C. : Ah non, pas du tout ! Commerce, oui. Mais imposture, non. Je vais vous raconter une histoire. Nous avons rencontré un jour, avec André Lewin, entre Madras et Pondichéry, un
jeune industriel qui nous a beaucoup parlé de sa mère. Nous avons vite compris qu’il ne s’agissait pas de sa vraie mère, mais de sa Mère, son gourou. Il voulait que nous la rencontrions. Nous y
sommes allés. C’était une secte jeune : 20 000 personnes faisaient la queue. La Mère allait y dire l’oracle sous une gigantesque statue de cobra au capuchon déployé, en stuc. Depuis, la secte
s’est beaucoup développée et est devenue une véritable ville avec une université, un hôpital, des hôtels. En 1987, c’était plus discret. Nous voici dans la petite maison où la Mère se préparait
avant l’oracle. Notre ami s’aplatit devant Elle. Nous regardons : la Mère était un homme, sympathique, un moustachu rondouillard, avec ces yeux brûlants qu’ont les gourous. Il nous a enfermés
dans une pièce sans lumière pour nous faire respirer du camphre pendant une heure.

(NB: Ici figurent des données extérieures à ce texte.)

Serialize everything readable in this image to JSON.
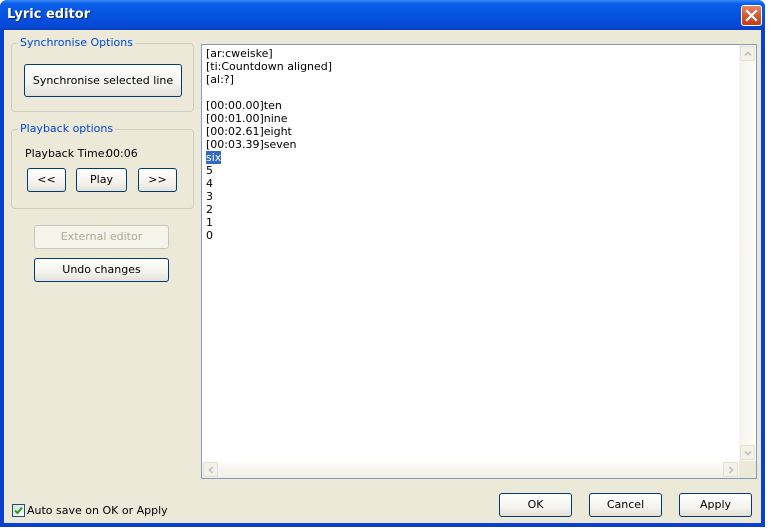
{
  "window": {
    "title": "Lyric editor",
    "close_icon": "close-icon"
  },
  "sync_group": {
    "legend": "Synchronise Options",
    "sync_button": "Synchronise selected line"
  },
  "playback_group": {
    "legend": "Playback options",
    "time_label": "Playback Time:",
    "time_value": "00:06",
    "rewind_button": "<<",
    "play_button": "Play",
    "forward_button": ">>"
  },
  "actions": {
    "external_editor": "External editor",
    "undo_changes": "Undo changes"
  },
  "editor": {
    "lines": [
      "[ar:cweiske]",
      "[ti:Countdown aligned]",
      "[al:?]",
      "",
      "[00:00.00]ten",
      "[00:01.00]nine",
      "[00:02.61]eight",
      "[00:03.39]seven",
      "six",
      "5",
      "4",
      "3",
      "2",
      "1",
      "0"
    ],
    "selected_line_index": 8
  },
  "footer": {
    "autosave_label": "Auto save on OK or Apply",
    "autosave_checked": true,
    "ok": "OK",
    "cancel": "Cancel",
    "apply": "Apply"
  }
}
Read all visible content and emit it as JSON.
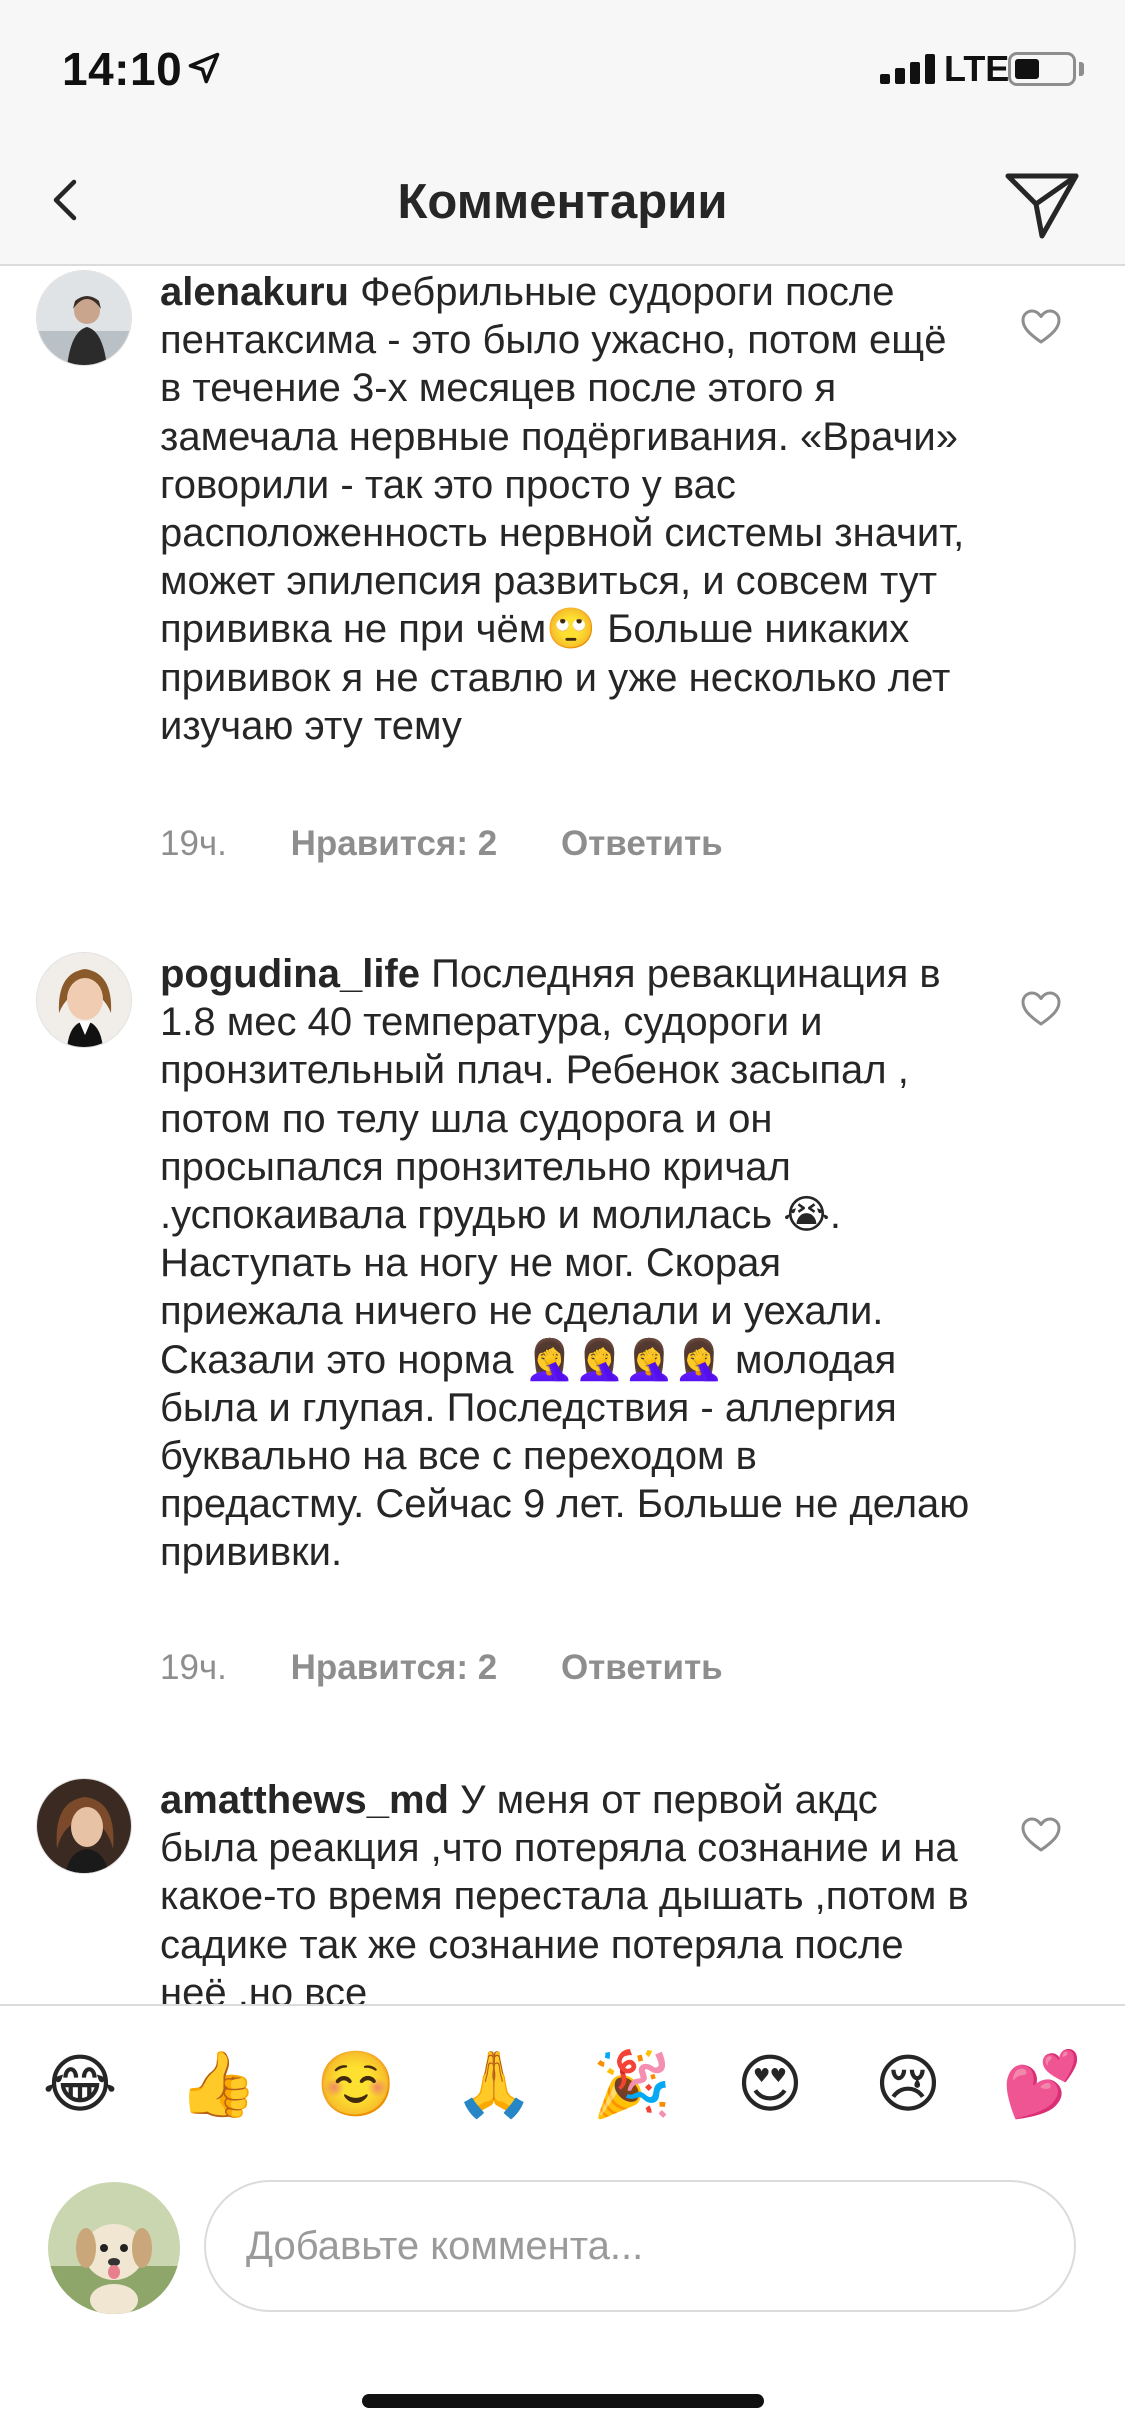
{
  "status_bar": {
    "time": "14:10",
    "network": "LTE"
  },
  "header": {
    "title": "Комментарии"
  },
  "comments": [
    {
      "username": "alenakuru",
      "text": "Фебрильные судороги после пентаксима - это было ужасно, потом ещё в течение 3-х месяцев после этого я замечала нервные подёргивания. «Врачи» говорили - так это просто у вас расположенность нервной системы значит, может эпилепсия развиться, и совсем тут прививка не при чём🙄 Больше никаких прививок я не ставлю и уже несколько лет изучаю эту тему",
      "time": "19ч.",
      "likes": "Нравится: 2",
      "reply": "Ответить"
    },
    {
      "username": "pogudina_life",
      "text": "Последняя ревакцинация в 1.8 мес 40 температура, судороги и пронзительный плач. Ребенок засыпал , потом по телу шла судорога и он просыпался пронзительно кричал .успокаивала грудью и молилась 😭. Наступать на ногу не мог.  Скорая приежала ничего не сделали и уехали. Сказали это норма 🤦‍♀️🤦‍♀️🤦‍♀️🤦‍♀️ молодая была и глупая. Последствия - аллергия буквально на все с переходом в предастму. Сейчас 9 лет. Больше не делаю прививки.",
      "time": "19ч.",
      "likes": "Нравится: 2",
      "reply": "Ответить"
    },
    {
      "username": "amatthews_md",
      "text": "У меня от первой акдс была реакция ,что потеряла сознание и на какое-то время перестала дышать ,потом в садике так же сознание потеряла после неё ,но все",
      "time": "",
      "likes": "",
      "reply": ""
    }
  ],
  "emoji_bar": [
    "😂",
    "👍",
    "☺️",
    "🙏",
    "🎉",
    "😍",
    "😢",
    "💕"
  ],
  "comment_input": {
    "placeholder": "Добавьте коммента..."
  },
  "colors": {
    "text": "#262626",
    "secondary": "#8e8e8e",
    "bar_background": "#f7f7f7",
    "border": "#dbdbdb"
  },
  "icons": [
    "location-arrow-icon",
    "signal-icon",
    "battery-icon",
    "back-chevron-icon",
    "direct-send-icon",
    "heart-icon"
  ]
}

Nous sommes ressortis et le gourou s’est mis en transe en se dressant en équilibre sur les gros orteils,
position qui la favorise. Mais la transe était vraie ; les globes oculaires s’étaient retournés. Dès ce moment, l’homme était devenu la Mère, une déesse vivante. Il y avait tout dans cette
rencontre : l’androgynie, essentielle en Inde, la mise en scène, la transe… C’est un système spectaculaire qui met en scène la parole prophétique. Mais il n’y a pas l’ombre d’une imposture. Et il
y a de quoi séduire en effet.
La diffusion en France des grands textes indiens, le Mahabharata, par exemple, mis en scène par Peter Brook,
a-t-elle aidé à la diffusion de cette spiritualité ?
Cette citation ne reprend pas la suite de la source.